OnePlus got pwned, exposed up to 40,000 users to credit card fraud

Ars Technica 2018-01-19

Enlarge / If you bought directly from OnePlus in the last two months or so, double-check your credit statements.

Earlier this week, numerous reports of credit card fraud started pouring in from OnePlus users. On the company's forums, customers said that credit cards used to purchase a OnePlus smartphone recently were also seeing bogus charges, so OnePlus launched an investigation into the reports. It's now a few days later, and the company has admitted that its servers were compromised—"up to 40k users" may have had their credit card data stolen.

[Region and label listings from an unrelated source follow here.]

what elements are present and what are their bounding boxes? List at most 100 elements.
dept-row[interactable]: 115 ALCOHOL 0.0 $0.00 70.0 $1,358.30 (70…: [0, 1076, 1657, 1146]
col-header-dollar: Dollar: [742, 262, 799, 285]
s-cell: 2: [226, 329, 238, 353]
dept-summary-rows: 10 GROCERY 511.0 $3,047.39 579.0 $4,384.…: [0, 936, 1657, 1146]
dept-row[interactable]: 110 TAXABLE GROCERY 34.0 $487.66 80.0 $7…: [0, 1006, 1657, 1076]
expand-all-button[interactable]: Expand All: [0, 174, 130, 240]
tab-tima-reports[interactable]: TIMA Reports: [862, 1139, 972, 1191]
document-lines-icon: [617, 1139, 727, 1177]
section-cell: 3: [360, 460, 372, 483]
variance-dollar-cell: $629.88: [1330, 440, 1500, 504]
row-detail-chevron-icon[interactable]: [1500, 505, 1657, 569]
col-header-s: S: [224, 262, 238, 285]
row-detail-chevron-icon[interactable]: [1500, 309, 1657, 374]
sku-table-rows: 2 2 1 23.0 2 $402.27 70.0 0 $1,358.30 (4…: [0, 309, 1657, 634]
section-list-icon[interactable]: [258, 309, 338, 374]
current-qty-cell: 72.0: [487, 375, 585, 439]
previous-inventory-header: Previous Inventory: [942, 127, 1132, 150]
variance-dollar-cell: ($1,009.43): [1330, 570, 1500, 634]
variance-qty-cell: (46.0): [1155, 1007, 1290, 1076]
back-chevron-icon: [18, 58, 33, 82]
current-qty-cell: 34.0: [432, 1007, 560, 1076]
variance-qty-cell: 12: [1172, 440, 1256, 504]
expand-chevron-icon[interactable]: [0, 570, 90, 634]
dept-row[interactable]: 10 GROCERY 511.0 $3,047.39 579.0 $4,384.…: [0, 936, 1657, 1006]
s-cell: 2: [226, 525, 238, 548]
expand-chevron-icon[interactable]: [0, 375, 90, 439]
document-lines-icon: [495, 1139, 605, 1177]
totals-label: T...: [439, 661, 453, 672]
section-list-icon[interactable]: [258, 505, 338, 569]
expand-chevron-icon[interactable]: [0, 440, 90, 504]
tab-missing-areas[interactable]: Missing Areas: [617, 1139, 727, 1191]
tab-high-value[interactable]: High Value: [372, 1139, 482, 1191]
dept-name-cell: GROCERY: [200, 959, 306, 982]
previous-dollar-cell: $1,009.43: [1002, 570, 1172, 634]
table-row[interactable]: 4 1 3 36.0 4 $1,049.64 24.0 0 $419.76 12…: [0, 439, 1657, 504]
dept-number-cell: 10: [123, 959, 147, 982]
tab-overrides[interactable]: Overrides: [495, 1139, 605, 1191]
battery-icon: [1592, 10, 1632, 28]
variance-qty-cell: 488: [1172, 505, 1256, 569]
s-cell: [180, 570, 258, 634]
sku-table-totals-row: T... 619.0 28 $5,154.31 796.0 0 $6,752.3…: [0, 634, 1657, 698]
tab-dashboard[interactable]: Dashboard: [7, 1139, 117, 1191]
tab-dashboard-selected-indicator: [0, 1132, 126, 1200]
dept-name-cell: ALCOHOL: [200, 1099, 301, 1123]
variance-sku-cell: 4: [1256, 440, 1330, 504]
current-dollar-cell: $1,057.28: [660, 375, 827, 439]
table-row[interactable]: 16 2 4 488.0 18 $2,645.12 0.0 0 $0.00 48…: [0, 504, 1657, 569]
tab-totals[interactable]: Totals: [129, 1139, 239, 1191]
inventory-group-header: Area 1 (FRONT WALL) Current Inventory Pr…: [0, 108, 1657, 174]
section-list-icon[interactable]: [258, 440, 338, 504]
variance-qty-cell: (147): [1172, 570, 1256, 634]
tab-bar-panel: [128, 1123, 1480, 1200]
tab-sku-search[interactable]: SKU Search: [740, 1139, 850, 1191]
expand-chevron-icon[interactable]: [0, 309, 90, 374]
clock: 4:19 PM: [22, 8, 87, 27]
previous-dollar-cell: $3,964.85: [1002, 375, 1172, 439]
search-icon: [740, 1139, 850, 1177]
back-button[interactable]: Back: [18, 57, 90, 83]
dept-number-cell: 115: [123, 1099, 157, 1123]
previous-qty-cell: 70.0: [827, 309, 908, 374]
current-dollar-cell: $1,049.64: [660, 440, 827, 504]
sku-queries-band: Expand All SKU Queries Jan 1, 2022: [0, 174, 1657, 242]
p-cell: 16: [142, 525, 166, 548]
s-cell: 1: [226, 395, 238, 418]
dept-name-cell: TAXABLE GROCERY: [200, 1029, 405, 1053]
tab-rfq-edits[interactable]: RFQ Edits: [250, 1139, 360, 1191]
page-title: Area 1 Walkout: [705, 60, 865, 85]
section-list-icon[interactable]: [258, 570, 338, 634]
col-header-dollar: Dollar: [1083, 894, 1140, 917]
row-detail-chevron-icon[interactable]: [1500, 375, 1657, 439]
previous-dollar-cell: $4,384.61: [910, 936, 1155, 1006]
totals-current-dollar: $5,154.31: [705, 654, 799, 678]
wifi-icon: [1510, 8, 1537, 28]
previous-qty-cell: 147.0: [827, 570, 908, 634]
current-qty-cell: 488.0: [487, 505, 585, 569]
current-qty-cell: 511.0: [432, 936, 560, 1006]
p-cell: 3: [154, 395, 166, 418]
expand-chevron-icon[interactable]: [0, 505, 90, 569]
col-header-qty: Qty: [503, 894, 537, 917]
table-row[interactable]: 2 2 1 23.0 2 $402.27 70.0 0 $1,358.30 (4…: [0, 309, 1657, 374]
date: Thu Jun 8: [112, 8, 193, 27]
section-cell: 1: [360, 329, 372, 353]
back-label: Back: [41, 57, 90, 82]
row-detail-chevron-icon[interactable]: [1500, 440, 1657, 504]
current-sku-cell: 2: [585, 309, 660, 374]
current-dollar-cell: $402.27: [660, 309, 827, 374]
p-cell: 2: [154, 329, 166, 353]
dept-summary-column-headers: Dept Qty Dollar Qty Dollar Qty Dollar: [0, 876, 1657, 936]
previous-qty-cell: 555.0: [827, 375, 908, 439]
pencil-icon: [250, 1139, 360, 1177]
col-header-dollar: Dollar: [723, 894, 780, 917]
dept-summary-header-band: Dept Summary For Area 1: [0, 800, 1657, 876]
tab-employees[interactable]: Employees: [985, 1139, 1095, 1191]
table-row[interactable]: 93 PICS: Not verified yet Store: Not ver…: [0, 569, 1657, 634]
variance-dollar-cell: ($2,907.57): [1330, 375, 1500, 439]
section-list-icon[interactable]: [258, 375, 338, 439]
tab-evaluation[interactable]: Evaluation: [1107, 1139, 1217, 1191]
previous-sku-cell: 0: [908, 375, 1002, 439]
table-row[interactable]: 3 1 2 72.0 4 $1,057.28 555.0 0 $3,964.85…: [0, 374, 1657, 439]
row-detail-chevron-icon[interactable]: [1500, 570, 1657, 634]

OnePlus has posted an FAQ on the incident. "One of our systems was attacked," the post reads. "A malicious script was injected into the payment page code to sniff out credit card info while it was being entered." OnePlus believes the script was functional from "mid-November 2017" to January 11, 2018, and it captured credit card numbers, expiration dates, and security codes that were typed into the site during that time. Users that paid via PayPal or a previously-entered credit card information are not believed to be affected.

OnePlus says it "cannot apologize enough for letting something like this happen." The company is contacting accounts it believes to have been affect via email, and OnePlus says it is "working with our current payment providers to implement a more secure credit card payment method, as well as conducting an in-depth security audit."